Posts Tagged ‘munit’
Monitoring with Monit
Sunday, August 3rd, 2008
There are two types of Linux Administrator; those that have discovered monit and those that have not. monit is a daemon that sits in the background keeping an eye on everything that’s running on your server and reporting back to you if things crash. Not only that, it can produce a pretty (more functional than pretty) status screen for you to view, with lots of reassuring green text for everything that is running:
Once you’ve set it up by either reading the manual or by reading a couple of the tutorials online it requires very little maintenance. Be careful if you are running apache2 as it needs a slightly different setup. If a process fails or restarts monit will email you.
But the real power of monit is that not only does it report if a service fails, it can take action to correct the problem, and it can even take action before the problem causes a crash. It can monitor CPU and Memory usage of a service so if they are using too much, or a process has crashed using 100% CPU it can be automatically restarted. It will of course restart crashed services.

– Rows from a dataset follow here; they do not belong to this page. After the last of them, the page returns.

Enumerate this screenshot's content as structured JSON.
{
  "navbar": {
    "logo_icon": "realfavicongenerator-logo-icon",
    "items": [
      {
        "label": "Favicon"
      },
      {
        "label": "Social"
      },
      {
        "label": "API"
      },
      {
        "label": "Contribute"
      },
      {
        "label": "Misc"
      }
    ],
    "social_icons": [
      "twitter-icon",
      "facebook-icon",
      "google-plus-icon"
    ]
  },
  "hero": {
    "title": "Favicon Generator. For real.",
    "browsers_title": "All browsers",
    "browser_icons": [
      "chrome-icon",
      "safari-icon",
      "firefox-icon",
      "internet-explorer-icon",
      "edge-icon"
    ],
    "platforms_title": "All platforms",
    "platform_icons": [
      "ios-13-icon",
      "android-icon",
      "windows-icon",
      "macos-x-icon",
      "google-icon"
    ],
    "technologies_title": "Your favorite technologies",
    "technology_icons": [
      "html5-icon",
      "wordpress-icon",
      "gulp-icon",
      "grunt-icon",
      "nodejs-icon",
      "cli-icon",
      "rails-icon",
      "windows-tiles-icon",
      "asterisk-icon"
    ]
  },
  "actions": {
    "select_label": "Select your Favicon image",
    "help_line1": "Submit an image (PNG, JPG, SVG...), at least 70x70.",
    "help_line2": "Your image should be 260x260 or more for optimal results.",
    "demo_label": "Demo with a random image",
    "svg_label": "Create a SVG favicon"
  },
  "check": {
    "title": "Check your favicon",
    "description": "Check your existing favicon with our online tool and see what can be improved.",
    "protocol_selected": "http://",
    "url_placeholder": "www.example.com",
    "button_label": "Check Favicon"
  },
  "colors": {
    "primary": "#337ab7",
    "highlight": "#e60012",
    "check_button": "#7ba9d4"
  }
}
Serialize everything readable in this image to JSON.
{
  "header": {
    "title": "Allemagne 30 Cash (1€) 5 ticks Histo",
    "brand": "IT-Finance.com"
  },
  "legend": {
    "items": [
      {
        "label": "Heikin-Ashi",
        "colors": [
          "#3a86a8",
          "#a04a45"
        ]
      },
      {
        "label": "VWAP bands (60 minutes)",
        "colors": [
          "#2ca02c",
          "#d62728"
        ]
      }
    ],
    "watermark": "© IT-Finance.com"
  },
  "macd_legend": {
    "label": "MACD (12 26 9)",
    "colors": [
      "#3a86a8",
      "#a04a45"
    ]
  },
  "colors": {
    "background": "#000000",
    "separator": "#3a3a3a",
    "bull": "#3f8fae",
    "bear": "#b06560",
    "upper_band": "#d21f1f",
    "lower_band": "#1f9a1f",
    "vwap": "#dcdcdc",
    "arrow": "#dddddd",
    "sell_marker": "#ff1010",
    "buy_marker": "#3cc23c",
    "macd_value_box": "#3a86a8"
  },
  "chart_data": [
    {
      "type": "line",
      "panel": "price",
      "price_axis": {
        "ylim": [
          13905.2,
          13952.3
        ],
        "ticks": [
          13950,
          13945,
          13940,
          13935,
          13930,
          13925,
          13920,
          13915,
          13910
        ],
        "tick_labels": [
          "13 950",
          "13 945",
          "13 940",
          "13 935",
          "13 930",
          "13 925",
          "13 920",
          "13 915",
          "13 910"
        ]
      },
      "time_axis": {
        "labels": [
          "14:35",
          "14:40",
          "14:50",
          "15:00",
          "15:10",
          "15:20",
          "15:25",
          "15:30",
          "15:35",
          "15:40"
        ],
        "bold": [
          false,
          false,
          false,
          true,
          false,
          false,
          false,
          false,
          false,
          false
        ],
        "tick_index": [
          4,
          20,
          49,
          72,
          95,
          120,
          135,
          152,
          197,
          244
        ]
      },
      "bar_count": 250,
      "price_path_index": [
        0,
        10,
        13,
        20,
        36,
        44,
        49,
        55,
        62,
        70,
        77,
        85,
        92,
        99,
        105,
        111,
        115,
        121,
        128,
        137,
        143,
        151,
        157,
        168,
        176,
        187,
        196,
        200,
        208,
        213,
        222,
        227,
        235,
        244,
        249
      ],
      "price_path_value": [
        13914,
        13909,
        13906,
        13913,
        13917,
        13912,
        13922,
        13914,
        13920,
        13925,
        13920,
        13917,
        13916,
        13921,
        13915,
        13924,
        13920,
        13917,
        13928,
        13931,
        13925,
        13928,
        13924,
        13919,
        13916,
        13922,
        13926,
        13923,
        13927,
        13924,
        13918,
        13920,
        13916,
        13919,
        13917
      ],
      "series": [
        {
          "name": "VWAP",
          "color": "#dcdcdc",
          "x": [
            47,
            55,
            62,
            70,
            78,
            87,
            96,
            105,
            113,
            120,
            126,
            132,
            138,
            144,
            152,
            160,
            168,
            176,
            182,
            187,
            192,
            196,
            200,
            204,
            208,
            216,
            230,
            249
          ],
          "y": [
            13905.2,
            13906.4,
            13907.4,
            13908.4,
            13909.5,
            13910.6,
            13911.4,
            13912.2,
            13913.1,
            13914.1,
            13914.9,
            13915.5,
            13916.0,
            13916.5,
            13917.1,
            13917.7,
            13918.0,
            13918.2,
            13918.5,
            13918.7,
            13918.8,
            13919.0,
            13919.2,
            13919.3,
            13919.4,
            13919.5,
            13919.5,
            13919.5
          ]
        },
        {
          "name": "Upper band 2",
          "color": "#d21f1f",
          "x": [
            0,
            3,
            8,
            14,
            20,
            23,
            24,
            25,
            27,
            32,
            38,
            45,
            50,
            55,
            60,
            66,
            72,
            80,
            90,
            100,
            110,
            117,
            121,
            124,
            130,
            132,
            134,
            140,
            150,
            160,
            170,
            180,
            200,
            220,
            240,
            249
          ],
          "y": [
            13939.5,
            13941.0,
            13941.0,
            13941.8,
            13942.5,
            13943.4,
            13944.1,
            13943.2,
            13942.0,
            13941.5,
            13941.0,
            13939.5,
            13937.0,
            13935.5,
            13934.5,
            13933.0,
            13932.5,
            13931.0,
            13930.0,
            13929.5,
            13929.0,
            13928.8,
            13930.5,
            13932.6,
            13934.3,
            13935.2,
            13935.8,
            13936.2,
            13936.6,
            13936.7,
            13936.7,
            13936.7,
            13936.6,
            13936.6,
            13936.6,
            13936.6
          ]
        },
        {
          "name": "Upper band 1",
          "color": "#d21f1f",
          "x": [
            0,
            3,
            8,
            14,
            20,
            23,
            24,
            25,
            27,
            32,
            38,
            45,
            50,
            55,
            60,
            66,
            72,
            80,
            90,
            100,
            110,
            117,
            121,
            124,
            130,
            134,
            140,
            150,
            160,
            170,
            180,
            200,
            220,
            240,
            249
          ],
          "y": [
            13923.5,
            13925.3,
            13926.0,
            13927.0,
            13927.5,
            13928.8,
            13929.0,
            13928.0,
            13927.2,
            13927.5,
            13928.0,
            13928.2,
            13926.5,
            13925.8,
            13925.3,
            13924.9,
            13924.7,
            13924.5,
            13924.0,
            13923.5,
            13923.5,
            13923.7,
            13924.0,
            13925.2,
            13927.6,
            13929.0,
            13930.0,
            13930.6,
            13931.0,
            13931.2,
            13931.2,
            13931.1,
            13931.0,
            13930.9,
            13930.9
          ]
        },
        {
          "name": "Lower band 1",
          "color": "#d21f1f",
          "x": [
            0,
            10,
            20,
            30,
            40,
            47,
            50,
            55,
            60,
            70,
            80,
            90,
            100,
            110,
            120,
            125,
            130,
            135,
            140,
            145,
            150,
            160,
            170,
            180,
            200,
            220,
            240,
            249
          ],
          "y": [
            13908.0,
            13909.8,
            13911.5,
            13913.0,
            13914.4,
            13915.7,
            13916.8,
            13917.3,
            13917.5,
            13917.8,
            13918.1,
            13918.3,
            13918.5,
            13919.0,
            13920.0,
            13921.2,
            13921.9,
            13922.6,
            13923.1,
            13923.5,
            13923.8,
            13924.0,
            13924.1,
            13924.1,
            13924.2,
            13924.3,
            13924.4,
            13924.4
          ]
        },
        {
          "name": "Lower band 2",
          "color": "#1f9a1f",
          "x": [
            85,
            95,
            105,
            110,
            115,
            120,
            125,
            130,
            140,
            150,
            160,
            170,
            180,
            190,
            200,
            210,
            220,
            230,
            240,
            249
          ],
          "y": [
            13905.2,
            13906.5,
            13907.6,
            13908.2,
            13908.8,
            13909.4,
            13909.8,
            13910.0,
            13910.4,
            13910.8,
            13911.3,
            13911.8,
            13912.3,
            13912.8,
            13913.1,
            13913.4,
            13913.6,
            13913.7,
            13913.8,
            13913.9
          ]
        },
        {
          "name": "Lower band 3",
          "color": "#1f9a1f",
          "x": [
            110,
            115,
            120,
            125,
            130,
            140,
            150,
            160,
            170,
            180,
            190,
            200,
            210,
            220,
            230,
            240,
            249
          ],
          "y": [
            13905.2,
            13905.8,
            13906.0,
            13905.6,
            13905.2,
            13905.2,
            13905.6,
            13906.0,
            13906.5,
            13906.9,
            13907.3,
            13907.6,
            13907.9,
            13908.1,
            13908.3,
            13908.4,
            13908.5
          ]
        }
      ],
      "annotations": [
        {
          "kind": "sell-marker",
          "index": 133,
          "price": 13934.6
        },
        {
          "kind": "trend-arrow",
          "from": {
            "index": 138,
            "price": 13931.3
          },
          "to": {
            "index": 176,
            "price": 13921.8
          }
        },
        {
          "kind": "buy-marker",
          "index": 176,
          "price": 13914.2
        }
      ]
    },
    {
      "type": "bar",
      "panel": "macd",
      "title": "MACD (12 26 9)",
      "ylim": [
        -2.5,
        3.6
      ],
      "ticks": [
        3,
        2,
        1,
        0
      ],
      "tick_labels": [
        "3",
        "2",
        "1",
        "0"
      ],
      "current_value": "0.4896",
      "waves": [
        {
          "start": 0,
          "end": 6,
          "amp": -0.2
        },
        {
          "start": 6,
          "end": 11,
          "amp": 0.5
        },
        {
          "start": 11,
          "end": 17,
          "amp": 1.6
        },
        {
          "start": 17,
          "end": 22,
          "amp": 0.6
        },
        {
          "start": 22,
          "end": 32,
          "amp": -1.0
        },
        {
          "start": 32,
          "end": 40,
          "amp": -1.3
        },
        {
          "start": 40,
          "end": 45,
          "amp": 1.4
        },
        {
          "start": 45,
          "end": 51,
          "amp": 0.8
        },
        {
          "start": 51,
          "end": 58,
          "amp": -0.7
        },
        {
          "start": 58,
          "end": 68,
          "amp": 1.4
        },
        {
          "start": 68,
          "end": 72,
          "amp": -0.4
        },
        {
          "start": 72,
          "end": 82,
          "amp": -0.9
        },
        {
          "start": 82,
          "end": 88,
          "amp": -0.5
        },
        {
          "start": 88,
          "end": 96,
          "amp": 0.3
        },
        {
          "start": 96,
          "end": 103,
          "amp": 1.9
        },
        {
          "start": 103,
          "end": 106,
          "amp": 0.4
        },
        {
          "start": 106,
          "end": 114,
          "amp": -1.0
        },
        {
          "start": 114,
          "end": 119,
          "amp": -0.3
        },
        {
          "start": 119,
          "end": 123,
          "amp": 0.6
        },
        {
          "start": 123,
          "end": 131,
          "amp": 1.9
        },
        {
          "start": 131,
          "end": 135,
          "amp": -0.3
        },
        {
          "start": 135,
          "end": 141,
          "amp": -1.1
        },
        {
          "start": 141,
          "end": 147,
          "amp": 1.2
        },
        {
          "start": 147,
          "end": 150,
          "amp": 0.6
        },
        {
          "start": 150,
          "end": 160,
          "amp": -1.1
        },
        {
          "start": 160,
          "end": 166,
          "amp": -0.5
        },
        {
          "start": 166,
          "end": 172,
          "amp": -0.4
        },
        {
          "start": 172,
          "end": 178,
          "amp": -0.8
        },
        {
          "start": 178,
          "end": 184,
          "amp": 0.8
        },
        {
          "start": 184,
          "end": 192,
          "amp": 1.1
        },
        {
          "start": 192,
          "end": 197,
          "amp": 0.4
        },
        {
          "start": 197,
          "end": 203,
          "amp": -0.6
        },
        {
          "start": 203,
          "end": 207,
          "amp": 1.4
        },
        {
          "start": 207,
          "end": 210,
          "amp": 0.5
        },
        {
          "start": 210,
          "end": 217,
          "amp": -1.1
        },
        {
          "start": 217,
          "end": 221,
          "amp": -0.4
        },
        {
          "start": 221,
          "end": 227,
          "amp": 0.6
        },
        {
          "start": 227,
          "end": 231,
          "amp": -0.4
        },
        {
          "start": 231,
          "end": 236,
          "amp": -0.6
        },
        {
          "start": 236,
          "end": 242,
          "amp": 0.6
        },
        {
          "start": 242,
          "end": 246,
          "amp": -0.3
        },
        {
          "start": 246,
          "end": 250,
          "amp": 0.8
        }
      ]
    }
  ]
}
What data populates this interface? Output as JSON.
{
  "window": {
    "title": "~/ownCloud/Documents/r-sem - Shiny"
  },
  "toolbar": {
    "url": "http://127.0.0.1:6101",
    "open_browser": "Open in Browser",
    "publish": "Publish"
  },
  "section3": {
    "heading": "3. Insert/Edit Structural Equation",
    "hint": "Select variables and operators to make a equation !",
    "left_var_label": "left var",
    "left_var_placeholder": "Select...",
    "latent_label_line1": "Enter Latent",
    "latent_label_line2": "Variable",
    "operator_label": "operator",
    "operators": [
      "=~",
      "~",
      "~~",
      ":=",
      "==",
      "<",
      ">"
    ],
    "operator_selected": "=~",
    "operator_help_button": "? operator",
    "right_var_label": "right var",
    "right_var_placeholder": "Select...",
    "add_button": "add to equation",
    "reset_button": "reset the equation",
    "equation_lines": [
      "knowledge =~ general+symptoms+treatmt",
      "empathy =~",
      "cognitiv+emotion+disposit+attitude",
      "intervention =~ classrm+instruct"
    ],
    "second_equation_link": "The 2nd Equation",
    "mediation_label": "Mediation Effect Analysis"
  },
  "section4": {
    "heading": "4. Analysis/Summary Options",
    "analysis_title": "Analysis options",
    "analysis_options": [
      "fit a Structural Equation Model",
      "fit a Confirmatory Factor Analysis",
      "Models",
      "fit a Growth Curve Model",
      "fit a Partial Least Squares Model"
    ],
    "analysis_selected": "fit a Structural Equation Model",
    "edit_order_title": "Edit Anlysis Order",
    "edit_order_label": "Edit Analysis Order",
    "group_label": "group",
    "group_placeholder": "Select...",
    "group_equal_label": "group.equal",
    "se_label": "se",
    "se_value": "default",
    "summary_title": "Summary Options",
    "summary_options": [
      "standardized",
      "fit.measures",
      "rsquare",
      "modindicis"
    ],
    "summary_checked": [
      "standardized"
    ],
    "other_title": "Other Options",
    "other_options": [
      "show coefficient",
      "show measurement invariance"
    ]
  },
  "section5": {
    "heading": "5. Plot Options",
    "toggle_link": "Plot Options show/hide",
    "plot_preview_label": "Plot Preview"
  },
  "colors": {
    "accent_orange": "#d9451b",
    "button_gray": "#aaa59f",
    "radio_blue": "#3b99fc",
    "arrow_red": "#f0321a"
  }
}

The best thing about monit is it saves having to write a set of shell scripts to keep an eye on each individual service, saving you significant time in administration.
If you just can’t get enough of monitoring you server Its close relative munit which is extremely easy to setup on Debian is good for long term monitoring as it produces some very pretty historical graphs, even up to a year back. You have no excuse for not realising your hard disk will run out of space in 2 months time. But you might forget to check so monit can be set to send you an email when you are approaching 95%.
We employ both monit and munit on our web servers to ensure maximum uptime.